Zona euro: El crecimiento económico aumenta en el tercer trimestre de 2025
Según una lectura preliminar, el PIB de la zona euro aumentó un 0,2% en términos intertrimestrales desestacionalizados en el tercer trimestre, tras una expansión del 0,1% en el trimestre anterior. La cifra superó ligeramente las previsiones de los economistas, subrayando la resistencia de la economía tras el impulso de las exportaciones en el primer semestre del año. En términos interanuales ajustados estacionalmente, el PIB creció un 1,3% en el tercer trimestre, tras el 1,5% del trimestre anterior.
Según el Banco Central Europeo (BCE), el sector servicios siguió creciendo, impulsado por la pujanza del turismo y el auge de la actividad digital; esta última, según los datos de la encuesta, se debió a que las empresas actualizaron sus sistemas informáticos y adoptaron la inteligencia artificial. En cuanto a las principales economías de la zona del euro, España y Francia crecieron más de lo previsto en el tercer trimestre. En el otro extremo del espectro, Alemania e Italia se estancaron en medio de los vientos en contra derivados de los aranceles estadounidenses.
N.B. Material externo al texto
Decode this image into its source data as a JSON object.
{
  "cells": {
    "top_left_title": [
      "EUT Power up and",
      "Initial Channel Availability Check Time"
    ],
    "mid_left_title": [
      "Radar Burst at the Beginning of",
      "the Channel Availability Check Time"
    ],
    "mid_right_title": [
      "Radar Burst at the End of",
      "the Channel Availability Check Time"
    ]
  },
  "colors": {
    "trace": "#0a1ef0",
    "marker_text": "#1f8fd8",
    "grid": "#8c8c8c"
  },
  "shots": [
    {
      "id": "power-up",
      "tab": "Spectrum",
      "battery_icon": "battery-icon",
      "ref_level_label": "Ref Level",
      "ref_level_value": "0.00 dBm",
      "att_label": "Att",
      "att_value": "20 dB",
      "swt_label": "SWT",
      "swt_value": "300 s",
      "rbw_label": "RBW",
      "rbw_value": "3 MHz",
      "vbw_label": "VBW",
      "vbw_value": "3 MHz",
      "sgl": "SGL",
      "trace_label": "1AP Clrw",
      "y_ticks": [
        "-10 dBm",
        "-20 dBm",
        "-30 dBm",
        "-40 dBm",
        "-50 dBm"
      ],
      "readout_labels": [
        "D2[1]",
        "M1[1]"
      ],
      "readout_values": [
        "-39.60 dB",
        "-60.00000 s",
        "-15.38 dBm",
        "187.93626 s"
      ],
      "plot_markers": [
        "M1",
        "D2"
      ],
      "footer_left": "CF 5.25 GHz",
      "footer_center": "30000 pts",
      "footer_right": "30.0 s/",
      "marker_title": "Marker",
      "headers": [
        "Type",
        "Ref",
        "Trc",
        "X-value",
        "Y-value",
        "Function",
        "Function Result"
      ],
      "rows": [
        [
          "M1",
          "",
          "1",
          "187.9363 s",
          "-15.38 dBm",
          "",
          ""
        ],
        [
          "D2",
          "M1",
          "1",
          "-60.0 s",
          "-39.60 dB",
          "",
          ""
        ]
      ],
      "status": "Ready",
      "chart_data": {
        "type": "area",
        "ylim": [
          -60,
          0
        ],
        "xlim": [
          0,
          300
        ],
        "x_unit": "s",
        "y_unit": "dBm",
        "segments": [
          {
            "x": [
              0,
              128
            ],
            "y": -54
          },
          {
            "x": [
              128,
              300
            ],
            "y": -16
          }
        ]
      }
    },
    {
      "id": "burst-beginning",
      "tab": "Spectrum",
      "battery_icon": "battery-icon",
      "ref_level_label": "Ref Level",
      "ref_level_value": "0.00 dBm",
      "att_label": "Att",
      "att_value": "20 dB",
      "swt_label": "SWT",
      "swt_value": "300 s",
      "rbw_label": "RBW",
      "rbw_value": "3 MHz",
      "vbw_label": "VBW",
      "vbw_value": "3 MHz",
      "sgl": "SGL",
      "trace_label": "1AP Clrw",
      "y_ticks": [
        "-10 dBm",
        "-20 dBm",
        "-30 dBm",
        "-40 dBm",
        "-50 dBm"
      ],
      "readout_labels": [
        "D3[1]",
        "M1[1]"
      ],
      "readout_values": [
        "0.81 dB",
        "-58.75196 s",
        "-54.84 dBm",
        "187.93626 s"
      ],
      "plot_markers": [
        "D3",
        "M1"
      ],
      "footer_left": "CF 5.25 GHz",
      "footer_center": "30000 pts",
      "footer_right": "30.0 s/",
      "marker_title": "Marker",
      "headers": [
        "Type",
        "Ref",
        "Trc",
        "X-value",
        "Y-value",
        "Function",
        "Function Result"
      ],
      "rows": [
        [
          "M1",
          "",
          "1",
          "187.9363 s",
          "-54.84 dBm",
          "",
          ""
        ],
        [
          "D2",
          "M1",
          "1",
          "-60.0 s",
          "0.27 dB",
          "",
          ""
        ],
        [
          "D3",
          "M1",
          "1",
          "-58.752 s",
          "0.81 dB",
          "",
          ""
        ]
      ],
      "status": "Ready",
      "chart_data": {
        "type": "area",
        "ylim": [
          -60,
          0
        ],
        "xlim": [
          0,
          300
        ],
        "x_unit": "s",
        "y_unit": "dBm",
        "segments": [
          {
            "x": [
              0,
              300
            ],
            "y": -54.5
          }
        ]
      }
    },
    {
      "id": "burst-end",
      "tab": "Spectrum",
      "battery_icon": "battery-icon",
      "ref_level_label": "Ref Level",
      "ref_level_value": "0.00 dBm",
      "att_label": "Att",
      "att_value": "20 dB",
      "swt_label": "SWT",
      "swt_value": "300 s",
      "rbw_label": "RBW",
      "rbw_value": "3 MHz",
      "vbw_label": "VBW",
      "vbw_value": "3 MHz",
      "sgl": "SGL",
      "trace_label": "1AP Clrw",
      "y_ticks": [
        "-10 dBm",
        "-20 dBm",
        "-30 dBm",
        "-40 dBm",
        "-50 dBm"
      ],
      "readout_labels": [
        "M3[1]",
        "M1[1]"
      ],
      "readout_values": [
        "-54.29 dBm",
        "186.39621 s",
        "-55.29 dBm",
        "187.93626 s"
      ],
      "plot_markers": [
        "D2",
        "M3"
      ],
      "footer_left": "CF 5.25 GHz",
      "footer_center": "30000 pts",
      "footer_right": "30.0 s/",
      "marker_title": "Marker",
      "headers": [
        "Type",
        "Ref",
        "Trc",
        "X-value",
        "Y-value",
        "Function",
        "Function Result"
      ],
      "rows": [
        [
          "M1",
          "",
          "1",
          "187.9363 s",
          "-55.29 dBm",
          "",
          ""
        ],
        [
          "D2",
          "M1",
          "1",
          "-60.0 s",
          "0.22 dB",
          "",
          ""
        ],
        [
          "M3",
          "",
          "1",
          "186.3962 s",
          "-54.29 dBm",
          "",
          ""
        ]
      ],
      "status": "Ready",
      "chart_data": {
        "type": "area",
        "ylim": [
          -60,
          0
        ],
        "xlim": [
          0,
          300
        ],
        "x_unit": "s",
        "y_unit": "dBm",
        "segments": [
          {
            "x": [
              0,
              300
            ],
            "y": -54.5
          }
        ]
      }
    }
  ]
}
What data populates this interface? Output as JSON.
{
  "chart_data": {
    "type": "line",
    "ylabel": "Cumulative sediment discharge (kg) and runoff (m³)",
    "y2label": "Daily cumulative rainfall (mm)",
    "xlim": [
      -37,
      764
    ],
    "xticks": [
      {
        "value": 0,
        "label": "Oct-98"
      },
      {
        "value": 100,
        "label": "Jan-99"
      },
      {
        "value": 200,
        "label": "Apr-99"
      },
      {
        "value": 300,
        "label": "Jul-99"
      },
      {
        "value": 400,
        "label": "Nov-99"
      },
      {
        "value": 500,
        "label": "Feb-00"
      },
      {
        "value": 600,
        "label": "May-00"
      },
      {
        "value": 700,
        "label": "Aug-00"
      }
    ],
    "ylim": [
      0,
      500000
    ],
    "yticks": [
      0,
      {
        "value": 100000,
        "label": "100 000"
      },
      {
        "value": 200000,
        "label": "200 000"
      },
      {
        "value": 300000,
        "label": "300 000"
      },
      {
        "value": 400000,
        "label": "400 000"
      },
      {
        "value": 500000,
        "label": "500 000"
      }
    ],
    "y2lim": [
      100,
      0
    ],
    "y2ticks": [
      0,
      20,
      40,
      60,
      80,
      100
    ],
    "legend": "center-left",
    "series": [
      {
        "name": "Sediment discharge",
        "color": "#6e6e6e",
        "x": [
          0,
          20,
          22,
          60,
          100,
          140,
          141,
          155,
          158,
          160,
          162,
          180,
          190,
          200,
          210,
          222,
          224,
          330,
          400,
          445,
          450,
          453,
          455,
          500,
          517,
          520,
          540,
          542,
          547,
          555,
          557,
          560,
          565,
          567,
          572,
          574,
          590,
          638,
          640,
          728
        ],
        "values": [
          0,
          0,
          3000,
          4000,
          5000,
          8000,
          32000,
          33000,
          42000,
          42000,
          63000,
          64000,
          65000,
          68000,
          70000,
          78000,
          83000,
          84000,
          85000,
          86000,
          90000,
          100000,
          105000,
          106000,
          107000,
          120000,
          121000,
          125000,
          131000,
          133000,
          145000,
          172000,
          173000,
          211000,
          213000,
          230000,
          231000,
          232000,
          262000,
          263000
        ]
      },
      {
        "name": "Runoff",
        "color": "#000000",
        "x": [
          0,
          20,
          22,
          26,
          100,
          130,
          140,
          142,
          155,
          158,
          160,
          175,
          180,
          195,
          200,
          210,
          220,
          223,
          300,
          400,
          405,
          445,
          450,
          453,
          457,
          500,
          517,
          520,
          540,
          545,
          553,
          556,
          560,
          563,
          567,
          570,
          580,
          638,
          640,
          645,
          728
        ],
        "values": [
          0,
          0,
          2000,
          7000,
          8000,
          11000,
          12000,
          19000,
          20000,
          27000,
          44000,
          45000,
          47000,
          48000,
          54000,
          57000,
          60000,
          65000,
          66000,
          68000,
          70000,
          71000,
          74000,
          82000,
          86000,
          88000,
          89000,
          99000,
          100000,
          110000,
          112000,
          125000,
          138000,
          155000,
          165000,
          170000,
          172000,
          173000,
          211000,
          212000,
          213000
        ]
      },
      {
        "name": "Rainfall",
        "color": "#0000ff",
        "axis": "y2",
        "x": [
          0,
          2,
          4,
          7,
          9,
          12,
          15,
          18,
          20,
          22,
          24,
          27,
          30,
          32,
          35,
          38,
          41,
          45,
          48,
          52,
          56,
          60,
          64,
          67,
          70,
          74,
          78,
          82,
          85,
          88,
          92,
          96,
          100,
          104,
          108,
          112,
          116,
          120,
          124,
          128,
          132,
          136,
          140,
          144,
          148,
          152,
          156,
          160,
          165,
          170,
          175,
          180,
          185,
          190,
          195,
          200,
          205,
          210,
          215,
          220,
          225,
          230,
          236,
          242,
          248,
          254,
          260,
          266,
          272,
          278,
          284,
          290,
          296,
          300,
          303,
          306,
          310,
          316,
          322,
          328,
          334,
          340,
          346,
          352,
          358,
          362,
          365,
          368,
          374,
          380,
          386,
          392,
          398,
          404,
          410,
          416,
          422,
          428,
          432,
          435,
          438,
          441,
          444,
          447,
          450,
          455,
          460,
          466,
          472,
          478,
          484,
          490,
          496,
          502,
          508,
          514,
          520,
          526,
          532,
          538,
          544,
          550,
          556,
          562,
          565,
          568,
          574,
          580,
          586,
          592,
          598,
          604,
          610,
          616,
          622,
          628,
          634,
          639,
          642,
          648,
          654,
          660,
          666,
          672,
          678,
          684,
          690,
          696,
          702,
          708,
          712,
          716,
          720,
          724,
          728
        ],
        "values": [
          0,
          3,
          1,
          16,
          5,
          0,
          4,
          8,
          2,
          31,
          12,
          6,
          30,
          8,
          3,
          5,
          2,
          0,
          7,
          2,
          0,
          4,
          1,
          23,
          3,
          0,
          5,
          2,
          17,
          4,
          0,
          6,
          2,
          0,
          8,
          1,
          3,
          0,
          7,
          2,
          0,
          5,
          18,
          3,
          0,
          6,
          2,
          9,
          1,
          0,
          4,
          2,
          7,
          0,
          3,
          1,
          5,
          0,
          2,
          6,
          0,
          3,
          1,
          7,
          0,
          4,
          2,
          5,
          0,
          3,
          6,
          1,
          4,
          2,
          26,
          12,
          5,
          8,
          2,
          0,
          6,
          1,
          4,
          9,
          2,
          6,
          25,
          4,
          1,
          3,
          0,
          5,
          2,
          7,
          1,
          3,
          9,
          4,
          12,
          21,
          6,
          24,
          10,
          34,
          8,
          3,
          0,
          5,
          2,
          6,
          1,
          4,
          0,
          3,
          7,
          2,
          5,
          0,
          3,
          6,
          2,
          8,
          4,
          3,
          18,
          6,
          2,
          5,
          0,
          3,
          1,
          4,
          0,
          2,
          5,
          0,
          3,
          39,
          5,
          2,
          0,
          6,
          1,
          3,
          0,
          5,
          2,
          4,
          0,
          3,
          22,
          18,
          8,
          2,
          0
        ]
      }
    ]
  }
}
En el último trimestre de 2025, el crecimiento económico secuencial debería rondar la tasa del tercer trimestre, respaldado por una expansión del gasto privado. En 2026, la economía de la zona del euro se expandirá a un ritmo ligeramente inferior al previsto para 2025. Se prevé una desaceleración del crecimiento del gasto privado y de la inversión fija, y el aumento de los aranceles en EE.UU. presionará a la baja el crecimiento de las exportaciones. Dicho esto, limitando la ralentización, se espera que el gasto privado se beneficie de la rigidez del mercado laboral, y el gasto público debería verse favorecido por los gastos en infraestructuras y defensa; por último, los anteriores recortes de los tipos de interés apoyarán la inversión fija.
Comentando las perspectivas, los analistas de Nomura declararon: «Esperamos que la economía de la zona euro se recupere sólo gradualmente a corto plazo debido a la debilidad del consumo y a la debilidad estructural. Creemos que los aranceles estadounidenses siguen siendo un importante viento en contra a corto plazo, mientras que los anuncios fiscales de la UE y Alemania serán vientos de cola más adelante.»